Grand écrit -  Christian Millau "Journal impoli"

Grand écrit - Christian Millau "Journal impoli"

Sciences Po a accueilli nombre de futurs écrivains. Certains sont restés confidentiels, d’autres se sont imposés sur la scène littéraire française, comme Jean Cocteau, Paul Claudel ou encore Marcel Proust. Dans ce numéro d’Émile, les historiens Emmanuel Dreyfus (promo 91) et Pascal Cauchy retracent le parcours, à mi-chemin entre gastronomie et littérature, de Christian Dubois-Millot, coauteur, notamment, des guides Gault & Millau. 

Christian Millau chez lui, à Saint-Mandé, à l’occasion de la sortie de son Dictionnaire d’un peu tout et n’importe quoi, en 2013. (Crédits Lido/Sipa)

Pour célébrer le retour de l’été et la réouverture des bonnes tables, pourquoi ne pas rendre hommage à un prince des gastronomes ? Comme son père, Christian Dubois-Millot a fait les Sciences Po (vers 1948).

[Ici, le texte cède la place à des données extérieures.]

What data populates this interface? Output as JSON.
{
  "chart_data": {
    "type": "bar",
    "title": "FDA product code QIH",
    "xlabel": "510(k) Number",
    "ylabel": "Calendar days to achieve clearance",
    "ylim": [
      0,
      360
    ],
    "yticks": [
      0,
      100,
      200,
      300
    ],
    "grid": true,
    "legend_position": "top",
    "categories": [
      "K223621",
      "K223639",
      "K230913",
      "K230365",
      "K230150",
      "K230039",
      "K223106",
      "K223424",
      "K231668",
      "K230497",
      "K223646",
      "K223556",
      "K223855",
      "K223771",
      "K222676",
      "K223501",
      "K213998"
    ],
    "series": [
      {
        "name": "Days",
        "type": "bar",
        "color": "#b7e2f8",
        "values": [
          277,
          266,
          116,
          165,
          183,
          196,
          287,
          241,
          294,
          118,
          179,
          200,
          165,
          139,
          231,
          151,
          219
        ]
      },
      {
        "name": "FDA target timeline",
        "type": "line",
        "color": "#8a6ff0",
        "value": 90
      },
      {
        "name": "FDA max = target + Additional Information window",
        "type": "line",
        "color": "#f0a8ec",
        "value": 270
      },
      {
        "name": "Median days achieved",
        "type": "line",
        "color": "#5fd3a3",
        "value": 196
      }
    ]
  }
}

Il y fut un élève peu diligent, pris entre son activité de journaliste débutant et la fréquentation assidue des bistrots parisiens. Il fait la connaissance, à Saint-Germain-des-Prés, de Roger Nimier, rencontre Jacques Chardonne et deviendra, plus tard, le chroniqueur du mouvement des Hussards. 

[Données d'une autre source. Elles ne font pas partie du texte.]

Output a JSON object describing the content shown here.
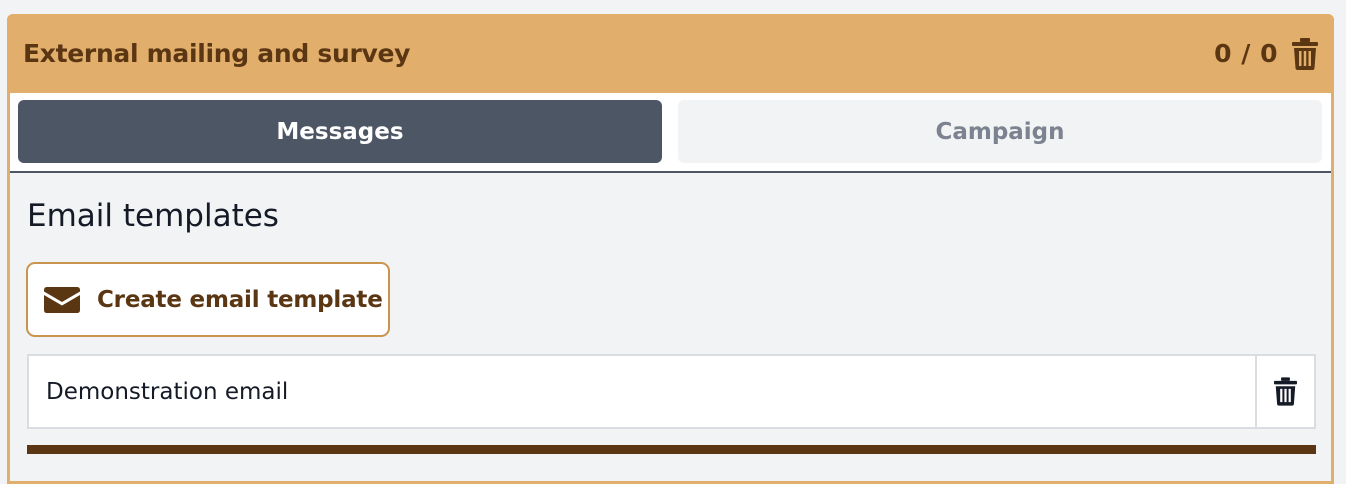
{
  "panel": {
    "title": "External mailing and survey",
    "counter": "0 / 0",
    "delete_icon": "trash-icon"
  },
  "tabs": [
    {
      "label": "Messages",
      "active": true
    },
    {
      "label": "Campaign",
      "active": false
    }
  ],
  "section": {
    "title": "Email templates"
  },
  "create_button": {
    "label": "Create email template",
    "icon": "envelope-icon"
  },
  "templates": [
    {
      "name": "Demonstration email",
      "delete_icon": "trash-icon"
    }
  ],
  "colors": {
    "header_bg": "#e2ae6b",
    "header_text": "#5b3613",
    "tab_active_bg": "#4d5665",
    "tab_inactive_text": "#7b8390",
    "accent_border": "#c8944e"
  }
}
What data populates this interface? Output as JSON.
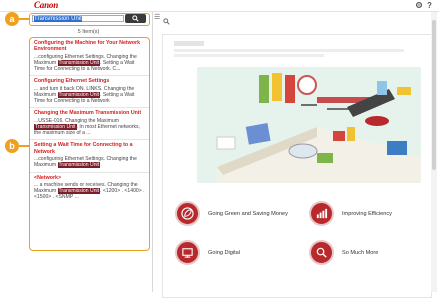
{
  "app": {
    "brand": "Canon",
    "settings_icon": "gear-icon",
    "help_icon": "help-icon"
  },
  "search": {
    "query": "Transmission Unit",
    "button_icon": "search-icon"
  },
  "results_count": "5 Item(s)",
  "results": [
    {
      "title": "Configuring the Machine for Your Network Environment",
      "pre": "...configuring Ethernet Settings. Changing the Maximum ",
      "hl": "Transmission Unit",
      "post": ". Setting a Wait Time for Connecting to a Network. C..."
    },
    {
      "title": "Configuring Ethernet Settings",
      "pre": "... and turn it back ON. LINKS. Changing the Maximum ",
      "hl": "Transmission Unit",
      "post": ". Setting a Wait Time for Connecting to a Network"
    },
    {
      "title": "Changing the Maximum Transmission Unit",
      "pre": "...USSE-016. Changing the Maximum ",
      "hl": "Transmission Unit",
      "post": ". In most Ethernet networks, the maximum size of a ..."
    },
    {
      "title": "Setting a Wait Time for Connecting to a Network",
      "pre": "...configuring Ethernet Settings. Changing the Maximum ",
      "hl": "Transmission Unit",
      "post": ""
    },
    {
      "title": "<Network>",
      "pre": "... a machine sends or receives. Changing the Maximum ",
      "hl": "Transmission Unit",
      "post": ". <1200> . <1400> . <1500> . <SNMP ..."
    }
  ],
  "callouts": {
    "a": "a",
    "b": "b"
  },
  "tiles": [
    {
      "label": "Going Green and Saving Money",
      "icon": "leaf-icon"
    },
    {
      "label": "Improving Efficiency",
      "icon": "chart-icon"
    },
    {
      "label": "Going Digital",
      "icon": "monitor-icon"
    },
    {
      "label": "So Much More",
      "icon": "magnifier-icon"
    }
  ],
  "colors": {
    "accent": "#f0a020",
    "brand_red": "#cc0000",
    "highlight": "#7a1e2a",
    "tile_red": "#b8282c"
  }
}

Mais c’est sous le demi-pseudonyme de Christian Millau qu’il connaît la célébrité, en associant son style chaleureux et son goût de la bonne chair à la plume acérée et au bel appétit d’Henri Gault. Les deux compères deviennent les plus célèbres des critiques gastronomiques, dans la droite ligne d’une tradition française qui marie le beau style à la bonne cuisine. Parmi ses plus illustres représentants : Brillat-Savarin, Curnonsky ou Édouard Nignon. C’est par l’élégance du verbe et le choix délicat de l’épithète qu’à partir de 1972, le guide Gault & Millau fait découvrir Alain Senderens, Bernard Loiseau ou Guy Savoy. Cette génération de chefs propose une « nouvelle cuisine » inventive et plus légère : on ne veut plus cacher sous une sauce convenue et trop lourde la saveur du produit brut.

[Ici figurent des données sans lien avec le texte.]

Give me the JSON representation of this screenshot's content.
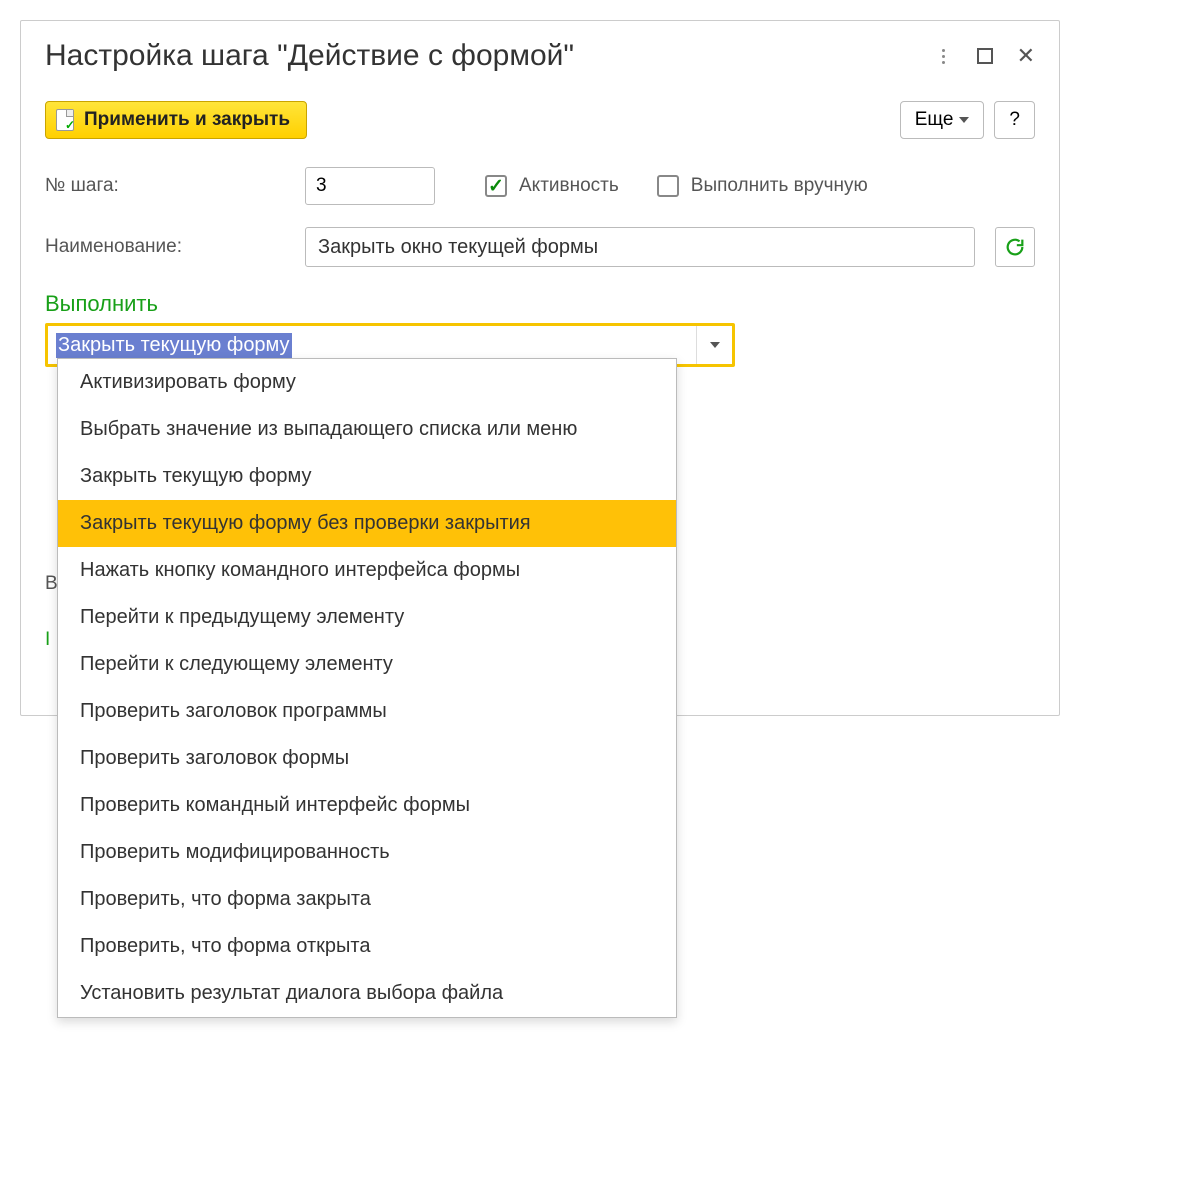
{
  "header": {
    "title": "Настройка шага \"Действие с формой\""
  },
  "toolbar": {
    "apply_label": "Применить и закрыть",
    "more_label": "Еще",
    "help_label": "?"
  },
  "fields": {
    "step_label": "№ шага:",
    "step_value": "3",
    "active_label": "Активность",
    "manual_label": "Выполнить вручную",
    "name_label": "Наименование:",
    "name_value": "Закрыть окно текущей формы"
  },
  "execute": {
    "label": "Выполнить",
    "selected": "Закрыть текущую форму",
    "options": [
      "Активизировать форму",
      "Выбрать значение из выпадающего списка или меню",
      "Закрыть текущую форму",
      "Закрыть текущую форму без проверки закрытия",
      "Нажать кнопку командного интерфейса формы",
      "Перейти к предыдущему элементу",
      "Перейти к следующему элементу",
      "Проверить заголовок программы",
      "Проверить заголовок формы",
      "Проверить командный интерфейс формы",
      "Проверить модифицированность",
      "Проверить, что форма закрыта",
      "Проверить, что форма открыта",
      "Установить результат диалога выбора файла"
    ],
    "highlight_index": 3
  },
  "obscured": {
    "line1": "В",
    "line2": "І"
  }
}
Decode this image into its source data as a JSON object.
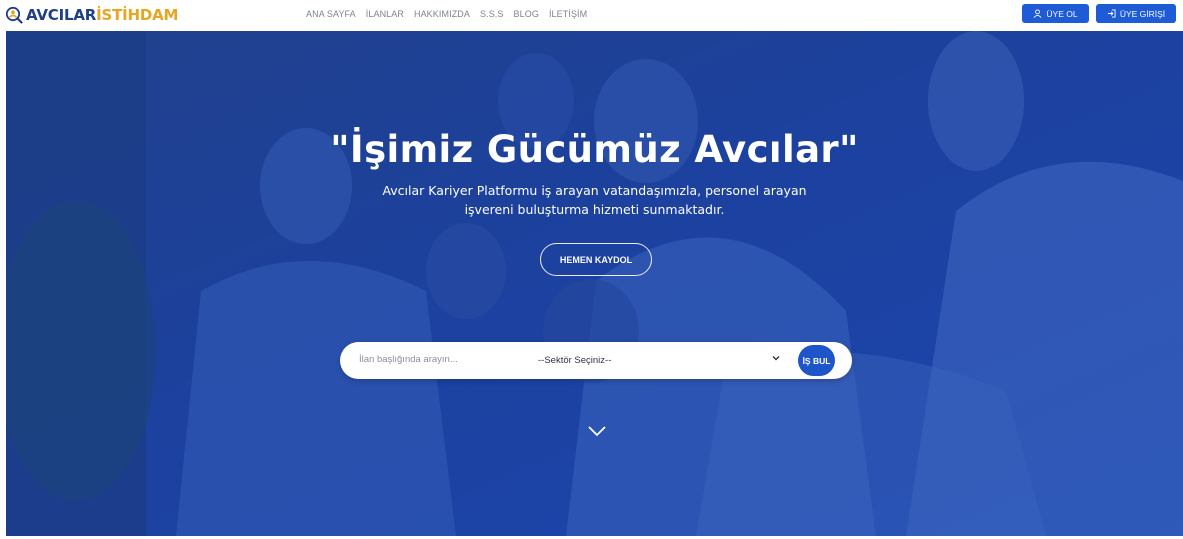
{
  "header": {
    "logo": {
      "part1": "AVCILAR",
      "part2": "İSTİHDAM"
    },
    "nav": [
      "ANA SAYFA",
      "İLANLAR",
      "HAKKIMIZDA",
      "S.S.S",
      "BLOG",
      "İLETİŞİM"
    ],
    "register_label": "ÜYE OL",
    "login_label": "ÜYE GİRİŞİ",
    "icons": {
      "logo": "magnifier-person-icon",
      "register": "user-icon",
      "login": "sign-in-icon"
    }
  },
  "hero": {
    "title": "\"İşimiz Gücümüz Avcılar\"",
    "subtitle_line1": "Avcılar Kariyer Platformu iş arayan vatandaşımızla, personel arayan",
    "subtitle_line2": "işvereni buluşturma hizmeti sunmaktadır.",
    "cta_label": "HEMEN KAYDOL",
    "search": {
      "placeholder": "İlan başlığında arayın...",
      "sector_selected": "--Sektör Seçiniz--",
      "find_label": "İŞ BUL"
    },
    "scroll_icon": "chevron-down-icon"
  },
  "colors": {
    "brand_blue": "#1f3f86",
    "brand_gold": "#e5a620",
    "button_blue": "#1e5bd6",
    "hero_blue": "#1d46a8"
  }
}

À partir de 1992, Christian Millau se consacre à des écrits plus personnels. Il évoque alors sa jeunesse et sa famille, la littérature et la cuisine (encore !), comme l’indique le titre de son dernier livre, Dictionnaire d’un peu tout et n’importe quoi (éditions du Rocher, 2013), ce qui lui vaudra d’être primé par l’Académie française. 


EXTRAITS


Son Journal impoli, paru en 2011 (six ans avant sa mort à l’âge de 83 ans), évoque son passage, voire ses passages à Sciences Po… et dans le bureau du directeur.

Journal impoli. Un siècle au galop 2011-1928, Christian Millau, éditions du Rocher, 2011

« Bibliothèque de Sciences Po, rue Saint-Guillaume. Je ne reconnais plus mon ancienne maison. Je ne parle pas de l’École, mais de ce qui fut son fleuron pour des générations de glandeurs : Basile.

Si à mon époque – la fin des années 40 – Sciences Po était une couveuse pour futurs parasites de la République, Basile, juste en face en était la théière. Ce sombre salon de thé (rétrogradé aujourd’hui au rang de bar à sandwichs et de cheeseburgers) qui ouvrait ses portes en même temps que les premiers cours, servait de refuge à tous les jeunes gens et les jeunes filles qui préparaient ardemment leur avenir à coups de muffins, Darjeeling et boissons diverses. Accessoirement, Basile faisait office d’agence matrimoniale. 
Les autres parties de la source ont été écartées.